In the turd domain, Queen Sophia has become a little like the French "Sun King" Louis XIV at Versailles, who apparently had the habit of sitting on the royal chamber pot every morning, and doing his business, in the company of selected members of his court. My dog Sophia expects Fitzroy and me to accompany her to a precise place on the slopes, 50 meters beyond the house, and to wait there until not the least fragment of a turd remains to be ejected from her anal tract. I'm always amused by the way in which Sophia, up until the latter question has received a definitive answer, continues to beat around the bush, coming and going, hesitating, and turning in circles. It's clearly a fundamental matter of making a good decision.
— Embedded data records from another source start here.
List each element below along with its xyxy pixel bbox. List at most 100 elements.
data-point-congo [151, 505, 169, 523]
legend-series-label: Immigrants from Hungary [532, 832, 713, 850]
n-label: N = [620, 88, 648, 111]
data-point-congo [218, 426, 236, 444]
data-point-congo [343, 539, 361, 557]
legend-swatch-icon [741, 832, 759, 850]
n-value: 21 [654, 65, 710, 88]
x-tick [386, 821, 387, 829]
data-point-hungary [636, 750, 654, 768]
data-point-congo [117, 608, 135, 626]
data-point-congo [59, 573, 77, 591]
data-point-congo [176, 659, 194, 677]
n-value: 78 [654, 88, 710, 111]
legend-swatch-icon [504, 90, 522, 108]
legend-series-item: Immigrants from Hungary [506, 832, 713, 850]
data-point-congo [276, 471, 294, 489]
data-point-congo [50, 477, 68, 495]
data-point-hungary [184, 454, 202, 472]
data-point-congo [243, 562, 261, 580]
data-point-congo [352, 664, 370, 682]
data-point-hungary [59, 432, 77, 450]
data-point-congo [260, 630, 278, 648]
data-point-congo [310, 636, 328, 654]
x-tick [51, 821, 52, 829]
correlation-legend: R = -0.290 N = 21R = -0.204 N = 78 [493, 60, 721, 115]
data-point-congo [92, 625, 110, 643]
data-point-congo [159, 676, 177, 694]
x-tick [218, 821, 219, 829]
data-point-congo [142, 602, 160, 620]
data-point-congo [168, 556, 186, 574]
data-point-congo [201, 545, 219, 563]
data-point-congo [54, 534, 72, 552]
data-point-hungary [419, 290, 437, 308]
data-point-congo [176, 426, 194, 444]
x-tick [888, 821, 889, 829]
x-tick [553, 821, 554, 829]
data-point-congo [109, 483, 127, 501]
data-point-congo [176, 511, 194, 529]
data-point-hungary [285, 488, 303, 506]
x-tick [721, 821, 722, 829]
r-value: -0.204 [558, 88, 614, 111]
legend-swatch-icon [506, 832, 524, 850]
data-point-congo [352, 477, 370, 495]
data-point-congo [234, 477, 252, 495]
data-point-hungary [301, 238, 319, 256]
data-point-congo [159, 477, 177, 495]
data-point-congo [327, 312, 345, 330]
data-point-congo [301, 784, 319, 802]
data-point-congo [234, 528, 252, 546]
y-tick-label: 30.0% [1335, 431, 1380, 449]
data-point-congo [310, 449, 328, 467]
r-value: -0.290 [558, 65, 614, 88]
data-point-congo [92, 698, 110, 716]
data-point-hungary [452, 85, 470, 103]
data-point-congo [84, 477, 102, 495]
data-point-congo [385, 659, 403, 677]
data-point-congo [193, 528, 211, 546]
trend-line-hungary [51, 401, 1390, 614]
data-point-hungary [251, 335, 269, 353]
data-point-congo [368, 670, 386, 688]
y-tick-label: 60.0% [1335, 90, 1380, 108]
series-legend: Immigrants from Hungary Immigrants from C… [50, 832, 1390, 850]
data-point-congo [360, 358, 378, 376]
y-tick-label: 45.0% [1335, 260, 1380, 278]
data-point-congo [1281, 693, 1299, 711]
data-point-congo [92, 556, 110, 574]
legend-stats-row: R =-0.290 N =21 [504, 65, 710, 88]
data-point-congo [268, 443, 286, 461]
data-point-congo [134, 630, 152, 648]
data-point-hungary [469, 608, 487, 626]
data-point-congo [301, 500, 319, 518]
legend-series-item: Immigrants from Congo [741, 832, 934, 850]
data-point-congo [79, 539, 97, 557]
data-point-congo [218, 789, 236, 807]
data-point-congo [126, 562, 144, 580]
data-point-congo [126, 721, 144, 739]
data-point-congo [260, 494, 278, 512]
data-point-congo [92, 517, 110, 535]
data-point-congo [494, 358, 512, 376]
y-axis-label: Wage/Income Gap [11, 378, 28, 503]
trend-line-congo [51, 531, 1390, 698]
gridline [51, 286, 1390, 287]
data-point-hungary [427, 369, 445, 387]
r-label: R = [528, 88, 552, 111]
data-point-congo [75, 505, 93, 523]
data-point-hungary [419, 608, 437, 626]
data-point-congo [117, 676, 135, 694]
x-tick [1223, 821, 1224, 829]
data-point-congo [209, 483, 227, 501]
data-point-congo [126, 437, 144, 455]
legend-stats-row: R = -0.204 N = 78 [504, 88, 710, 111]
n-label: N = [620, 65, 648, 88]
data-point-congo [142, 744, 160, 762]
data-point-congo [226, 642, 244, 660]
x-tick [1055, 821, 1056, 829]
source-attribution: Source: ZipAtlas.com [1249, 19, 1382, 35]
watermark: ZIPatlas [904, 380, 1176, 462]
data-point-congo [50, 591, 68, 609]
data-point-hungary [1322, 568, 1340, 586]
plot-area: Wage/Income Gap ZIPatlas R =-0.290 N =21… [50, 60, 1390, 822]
Fitzroy now accepts the principle of being chained up for certain periods during the day (in the middle of the morning or afternoon, for example, after having eaten), to remove the temptation of setting out on exploratory expeditions along the roads, no doubt in pursuit of magic female odors. He doesn't seem to be traumatized by this necessity, as he comes readily when I call him to be attached to the chain.
We humans see the Large Hadron Collider and its beams of particles, beneath the Franco-Swiss border, as an extraordinary tool capable of maybe providing answers to some of the basic mysteries of our existence. Fitzroy seems to see the jet of water emerging from a hose with a similar degree of awe. Even if it means getting soaked for the nth time, Fitzroy would like to break through this mystery, and get to the bottom (or maybe rather the top) of it all.